Episode 12: 火星人
カイとルシアは、訓練場から少し離れた休憩所に腰を下ろし、これから始まる第二試合を見守ろうとしていた。
「あと、どれくらいで終わるかな?」
ルシアはすでに退屈そうな表情を浮かべ、カイに問いかける。
「ん〜……」
カイは少し考えた後、肩をすくめて答えた。
「5分もかからないんじゃない?――あのリアムの戦い方で、地球人が勝てるとは思えないよ。」
その口調は、どこか哀れみを含んでいた。
「どうなるかな~」
カイは少し笑みを浮かべながら、呟いた。
***
「第二試合、開始!」
ロアの声が訓練場に響いた。私は、号令と同時にリアムに向かって全力で駆け出す。
(さあ、どう来るか…)
その時だった。
――ゴゴゴゴゴッッ!!
突然、地響きのような轟音とともに、地面が揺れ始めた。
(地震……!?)
震度5、いや6はあるかと思うほどの揺れ。
瞬時に訓練中止と避難を考えたが、周囲の様子を見て、違和感に気づいた。
私と朋佳だけが、激しく揺れるその中心にいた。
「……ここだけ……?」
その瞬間、私が立っていた中央の地面が盛り上がり、砂煙が舞い上がった。
ゴゴゴ……!
土が膨れ上がり、そこから10メートルはあろうかという巨大な土の人形が出現した。
「う、うそでしょ……!」
ドシン、ドシン――と足音を響かせて迫る土人形。
その一歩ごとに地面が揺れ、私はまともに立つことさえできず、膝をついてしまう。
土煙の向こう、リアムが片手を前に伸ばし、淡々と私たちの位置を確認していた。
(これが……“継承者”の土魔法……!?)
「どうする!? 足場が安定しない、動けないよ!」
朋佳が焦りながら叫ぶ。
(ここで……終わりたくない!!)
私は朋佳の肩に手を置いて、短く告げた。
「私の戦い方で……!」
すぐには意味を理解できなかったようだが、朋佳はすぐに目を見開き、力強く頷いた。
私は震える脚に力を込めて、もう一度立ち上がる。
土人形がこちらに手を伸ばした、その瞬間――
「ギア、展開!」
***
「おぉ〜!? あれ、マジ?」
休憩所で見ていたカイが、驚き混じりに声を上げた。
火星人の土魔法は、本来、土木作業や地形操作に向いているとされていた。しかしリアムはそれを完全に戦闘用に昇華させ、“土を操る”というよりも“土で造る”という域に達していた。

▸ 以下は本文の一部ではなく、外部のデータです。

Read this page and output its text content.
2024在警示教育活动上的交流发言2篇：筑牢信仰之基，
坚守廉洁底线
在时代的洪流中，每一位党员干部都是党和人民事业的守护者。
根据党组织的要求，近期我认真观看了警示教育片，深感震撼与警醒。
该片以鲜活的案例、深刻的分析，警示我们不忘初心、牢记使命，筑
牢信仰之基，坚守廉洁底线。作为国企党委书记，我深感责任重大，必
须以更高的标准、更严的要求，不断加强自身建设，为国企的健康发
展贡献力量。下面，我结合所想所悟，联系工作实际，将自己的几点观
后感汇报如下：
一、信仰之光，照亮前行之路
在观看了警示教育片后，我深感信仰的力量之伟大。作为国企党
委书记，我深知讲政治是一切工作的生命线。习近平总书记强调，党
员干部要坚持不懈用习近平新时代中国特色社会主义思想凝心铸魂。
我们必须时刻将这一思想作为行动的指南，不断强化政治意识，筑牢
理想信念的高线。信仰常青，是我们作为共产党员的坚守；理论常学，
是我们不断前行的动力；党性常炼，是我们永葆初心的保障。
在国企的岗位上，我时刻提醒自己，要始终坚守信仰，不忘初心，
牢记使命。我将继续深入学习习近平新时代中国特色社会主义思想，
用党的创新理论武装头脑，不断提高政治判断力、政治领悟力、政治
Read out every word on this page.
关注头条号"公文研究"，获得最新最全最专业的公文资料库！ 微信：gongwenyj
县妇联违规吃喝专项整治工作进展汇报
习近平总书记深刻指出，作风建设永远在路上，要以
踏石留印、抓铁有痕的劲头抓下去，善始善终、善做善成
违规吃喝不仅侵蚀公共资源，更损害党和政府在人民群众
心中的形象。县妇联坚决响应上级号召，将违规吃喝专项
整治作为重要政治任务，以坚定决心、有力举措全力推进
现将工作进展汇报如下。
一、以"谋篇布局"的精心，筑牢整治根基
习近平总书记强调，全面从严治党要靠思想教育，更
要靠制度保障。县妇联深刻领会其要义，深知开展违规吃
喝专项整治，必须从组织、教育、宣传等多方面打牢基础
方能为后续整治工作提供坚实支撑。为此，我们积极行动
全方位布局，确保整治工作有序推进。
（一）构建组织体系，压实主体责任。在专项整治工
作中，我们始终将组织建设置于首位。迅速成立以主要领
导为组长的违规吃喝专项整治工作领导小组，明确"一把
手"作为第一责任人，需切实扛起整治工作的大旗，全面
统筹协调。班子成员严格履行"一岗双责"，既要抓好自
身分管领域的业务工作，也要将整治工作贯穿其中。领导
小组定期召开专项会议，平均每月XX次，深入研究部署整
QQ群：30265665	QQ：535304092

あの巨大な兵器に近づくことすら難しい。それを今、あの小柄な地球人が――
「なにあれ……空飛んでるの?」
観客席からも、驚きの声が上がった。
「まさか、浮遊魔法……!?」
セレナが身を乗り出して叫ぶ。
浮遊魔法――それは、惑星人も地球人も長年求めてきた未確認の魔法。だが、藤原が双眼鏡を覗きながら冷静に言った。
「……違う。よく足元を見てください。小さな足場――ギアで空間に踏み台を作っているんです。」
リアムも、瞳を見開いて美空の動きに注目していた。
ギアによって展開された空中足場を使い、私は一気に土人形の"頂上”まで登り詰める。
(ようやく……対等に戦える場所に来た!)
ギアの剣を構え、私は真正面から、リアムの創り出した怪物と対峙した。